Se abrimos esse parêntese sobre a perspectiva histórica na consideração da origem do pensamento filosófico, não foi, evidentemente, para roubar a virtude própria desse tipo de análise, mas para mostrar a sua radical insuficiência na abordagem do problema que nos interessa. A nosso ver, o que a história não pode fornecer, podê-lo-á uma análise de ordem antropológico-existencial, radicada, portanto, no comportamento daquele ser que faz e é responsável pela filosofia. Para isto, devemos pagar o preço próprio de todo conhecimento científico, isto é, devemos ficar no plano do geral. Mas é precisamente a possibilidade de permanecer nesse plano do geral que permite pôr a descoberto a extensão universal da atitude originante do filosofar, e deste modo vinculá-la a todos os que penetram no âmbito filosófico, sejam gregos ou não, ressalvadas, evidentemente, as peculiaridades de cada indivíduo, e respeitadas as circunstâncias históricas.
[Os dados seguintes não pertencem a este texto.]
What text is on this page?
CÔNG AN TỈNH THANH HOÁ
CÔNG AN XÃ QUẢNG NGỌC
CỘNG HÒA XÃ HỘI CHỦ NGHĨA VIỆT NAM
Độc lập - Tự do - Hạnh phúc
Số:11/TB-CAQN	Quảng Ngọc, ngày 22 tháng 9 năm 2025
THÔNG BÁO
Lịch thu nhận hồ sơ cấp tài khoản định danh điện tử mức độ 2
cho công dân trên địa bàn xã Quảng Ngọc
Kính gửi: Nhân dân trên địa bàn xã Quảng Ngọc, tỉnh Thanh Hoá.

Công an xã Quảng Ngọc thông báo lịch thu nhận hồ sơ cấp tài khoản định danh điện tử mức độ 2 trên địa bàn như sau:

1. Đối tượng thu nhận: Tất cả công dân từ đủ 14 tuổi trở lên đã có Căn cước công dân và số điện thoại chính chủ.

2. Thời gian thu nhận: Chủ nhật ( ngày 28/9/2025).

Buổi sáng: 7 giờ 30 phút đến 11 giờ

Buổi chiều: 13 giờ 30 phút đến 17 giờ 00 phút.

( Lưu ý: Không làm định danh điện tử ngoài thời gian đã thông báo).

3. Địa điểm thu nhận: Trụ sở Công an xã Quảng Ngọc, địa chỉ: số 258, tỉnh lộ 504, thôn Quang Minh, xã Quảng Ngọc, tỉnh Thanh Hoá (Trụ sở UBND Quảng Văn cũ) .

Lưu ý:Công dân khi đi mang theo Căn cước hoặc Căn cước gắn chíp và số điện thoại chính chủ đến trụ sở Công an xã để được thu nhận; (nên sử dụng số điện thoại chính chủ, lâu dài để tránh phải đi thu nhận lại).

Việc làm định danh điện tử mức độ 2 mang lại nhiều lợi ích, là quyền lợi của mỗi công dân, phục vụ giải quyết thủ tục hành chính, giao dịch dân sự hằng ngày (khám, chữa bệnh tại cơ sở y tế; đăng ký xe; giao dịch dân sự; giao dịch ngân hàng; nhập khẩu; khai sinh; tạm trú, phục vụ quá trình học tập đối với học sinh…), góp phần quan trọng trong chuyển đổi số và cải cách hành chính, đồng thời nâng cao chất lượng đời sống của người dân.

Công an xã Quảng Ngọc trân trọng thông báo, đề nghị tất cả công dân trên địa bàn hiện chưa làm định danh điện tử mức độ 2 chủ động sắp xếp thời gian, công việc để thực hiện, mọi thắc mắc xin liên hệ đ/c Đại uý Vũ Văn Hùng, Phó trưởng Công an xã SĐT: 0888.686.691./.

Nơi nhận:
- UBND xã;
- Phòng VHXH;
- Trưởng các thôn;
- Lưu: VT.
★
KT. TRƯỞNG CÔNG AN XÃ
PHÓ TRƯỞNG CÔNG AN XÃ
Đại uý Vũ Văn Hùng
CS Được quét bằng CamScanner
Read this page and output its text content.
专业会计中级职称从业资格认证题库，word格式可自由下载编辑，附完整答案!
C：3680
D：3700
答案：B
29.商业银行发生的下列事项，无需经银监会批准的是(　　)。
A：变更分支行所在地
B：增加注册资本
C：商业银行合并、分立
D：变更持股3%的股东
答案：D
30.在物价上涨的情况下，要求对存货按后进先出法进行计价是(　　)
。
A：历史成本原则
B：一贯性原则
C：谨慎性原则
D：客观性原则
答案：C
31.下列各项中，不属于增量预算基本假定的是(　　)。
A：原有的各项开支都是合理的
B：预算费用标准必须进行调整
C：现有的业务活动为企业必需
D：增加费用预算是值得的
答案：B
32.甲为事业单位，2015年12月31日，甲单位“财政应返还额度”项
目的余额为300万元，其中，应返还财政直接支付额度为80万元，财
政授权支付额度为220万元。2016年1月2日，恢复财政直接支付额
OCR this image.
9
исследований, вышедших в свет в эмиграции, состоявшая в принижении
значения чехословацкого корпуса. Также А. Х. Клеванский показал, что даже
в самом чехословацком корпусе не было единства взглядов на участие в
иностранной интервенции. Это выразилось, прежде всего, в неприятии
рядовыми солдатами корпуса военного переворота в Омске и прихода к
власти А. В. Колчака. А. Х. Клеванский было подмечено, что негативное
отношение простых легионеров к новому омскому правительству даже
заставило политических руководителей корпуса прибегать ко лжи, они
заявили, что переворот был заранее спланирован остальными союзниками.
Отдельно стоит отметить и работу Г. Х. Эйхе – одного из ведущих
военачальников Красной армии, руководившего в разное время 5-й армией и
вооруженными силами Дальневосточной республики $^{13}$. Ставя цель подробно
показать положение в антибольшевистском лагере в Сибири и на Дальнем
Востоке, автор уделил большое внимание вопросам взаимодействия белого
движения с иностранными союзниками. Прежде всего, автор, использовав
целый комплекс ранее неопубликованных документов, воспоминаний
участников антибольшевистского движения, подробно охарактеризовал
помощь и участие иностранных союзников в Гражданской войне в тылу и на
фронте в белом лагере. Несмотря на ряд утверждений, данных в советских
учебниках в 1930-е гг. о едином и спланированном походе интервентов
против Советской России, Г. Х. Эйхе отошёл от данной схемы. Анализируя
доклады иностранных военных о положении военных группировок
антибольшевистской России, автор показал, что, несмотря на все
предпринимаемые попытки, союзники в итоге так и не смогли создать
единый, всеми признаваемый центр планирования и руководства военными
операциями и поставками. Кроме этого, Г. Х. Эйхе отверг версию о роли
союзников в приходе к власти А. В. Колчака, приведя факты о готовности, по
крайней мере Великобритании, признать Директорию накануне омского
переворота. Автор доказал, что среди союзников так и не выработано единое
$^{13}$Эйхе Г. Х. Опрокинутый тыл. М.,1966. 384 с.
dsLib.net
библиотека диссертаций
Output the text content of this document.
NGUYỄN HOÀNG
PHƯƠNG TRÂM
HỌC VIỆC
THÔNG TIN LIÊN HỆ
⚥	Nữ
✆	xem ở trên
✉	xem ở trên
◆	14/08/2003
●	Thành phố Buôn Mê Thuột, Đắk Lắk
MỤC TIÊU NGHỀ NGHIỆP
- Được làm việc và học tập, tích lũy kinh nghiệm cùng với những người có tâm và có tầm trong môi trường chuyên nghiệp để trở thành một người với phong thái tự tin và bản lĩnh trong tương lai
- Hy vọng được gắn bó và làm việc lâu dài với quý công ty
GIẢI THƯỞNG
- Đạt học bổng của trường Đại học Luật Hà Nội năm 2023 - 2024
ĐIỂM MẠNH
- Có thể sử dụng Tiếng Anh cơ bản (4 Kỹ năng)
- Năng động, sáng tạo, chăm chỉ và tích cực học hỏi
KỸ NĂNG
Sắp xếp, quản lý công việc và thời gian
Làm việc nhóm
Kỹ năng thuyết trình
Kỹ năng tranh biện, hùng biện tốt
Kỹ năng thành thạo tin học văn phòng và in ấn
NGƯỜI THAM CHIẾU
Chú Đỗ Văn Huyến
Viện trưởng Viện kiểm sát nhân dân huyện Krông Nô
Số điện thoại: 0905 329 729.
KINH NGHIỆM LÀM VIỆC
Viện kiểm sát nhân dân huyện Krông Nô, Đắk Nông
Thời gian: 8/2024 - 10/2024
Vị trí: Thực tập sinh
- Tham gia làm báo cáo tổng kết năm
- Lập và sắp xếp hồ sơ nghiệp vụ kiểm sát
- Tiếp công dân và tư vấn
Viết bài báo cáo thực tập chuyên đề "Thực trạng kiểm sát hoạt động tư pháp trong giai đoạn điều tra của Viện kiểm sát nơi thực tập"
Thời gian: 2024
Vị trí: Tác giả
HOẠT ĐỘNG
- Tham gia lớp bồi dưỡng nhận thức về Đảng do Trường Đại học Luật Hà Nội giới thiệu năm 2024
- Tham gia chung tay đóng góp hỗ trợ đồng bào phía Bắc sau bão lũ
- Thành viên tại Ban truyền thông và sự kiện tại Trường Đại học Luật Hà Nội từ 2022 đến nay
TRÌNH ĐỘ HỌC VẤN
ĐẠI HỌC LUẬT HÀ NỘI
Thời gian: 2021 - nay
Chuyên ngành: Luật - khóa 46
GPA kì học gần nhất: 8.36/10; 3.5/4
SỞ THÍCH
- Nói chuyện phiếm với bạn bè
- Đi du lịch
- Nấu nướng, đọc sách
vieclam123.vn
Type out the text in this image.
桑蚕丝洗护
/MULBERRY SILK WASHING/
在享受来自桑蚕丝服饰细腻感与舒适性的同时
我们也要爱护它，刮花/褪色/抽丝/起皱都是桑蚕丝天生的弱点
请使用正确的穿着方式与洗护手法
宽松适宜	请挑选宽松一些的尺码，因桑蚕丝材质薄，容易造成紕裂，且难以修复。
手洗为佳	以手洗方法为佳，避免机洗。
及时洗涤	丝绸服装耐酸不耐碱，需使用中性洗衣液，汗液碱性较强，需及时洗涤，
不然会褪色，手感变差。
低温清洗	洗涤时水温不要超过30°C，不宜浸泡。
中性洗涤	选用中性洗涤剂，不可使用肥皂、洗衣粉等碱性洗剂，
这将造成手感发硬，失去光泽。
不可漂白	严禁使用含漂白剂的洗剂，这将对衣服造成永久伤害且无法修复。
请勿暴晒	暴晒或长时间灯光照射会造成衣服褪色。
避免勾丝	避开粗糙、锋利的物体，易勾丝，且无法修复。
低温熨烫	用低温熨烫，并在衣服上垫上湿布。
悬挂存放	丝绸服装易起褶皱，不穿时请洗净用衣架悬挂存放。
Afirmamos acima que, se quisermos saber da atitude inicial do comportamento filosófico, o caminho que se impõe de imediato é consultar os filósofos. Realmente, se desejarmos perceber, de maneira mais concreta, a complexidade do problema, lancemos mão, por um instante, de certos exemplos que nos oferece a História da Filosofia.

Olhando sobre o passado da filosofia, deparamos com certas atitudes básicas, predominando diversamente, umas ou outras, em cada filósofo. Karl Jaspers destaca três destas atitudes11, que talvez não sejam as únicas possíveis, mas que são encontráveis com certa frequência, resguardadas diferenciações por vezes fundamentais:

a) A primeira atitude nos vem da Grécia clássica. Platão e Aristóteles pretendiam ver na admiração o impulso inicial de todo filosofar. No comportamento admirativo o homem toma consciência de sua própria ignorância; tal consciência leva-o a interrogar o que ignora, até atingir a supressão da ignorância, isto é, o conhecimento.

b) A segunda atitude Karl Jaspers a encontra na dúvida, podendo-se apontar, Descartes como sendo o seu representante clássico. Neste comportamento, a verdade é atingida através da supressão provisória de todo o conhecimento ou de certas modalidades de conhecimento, que passam a ser consideradas como meramente opinativas. A distinção grega entre doxa e episteme tem a mesma raiz. A dúvida metódica aguça o espírito crítico próprio da vida filosófica, e nisso reside a sua eficácia.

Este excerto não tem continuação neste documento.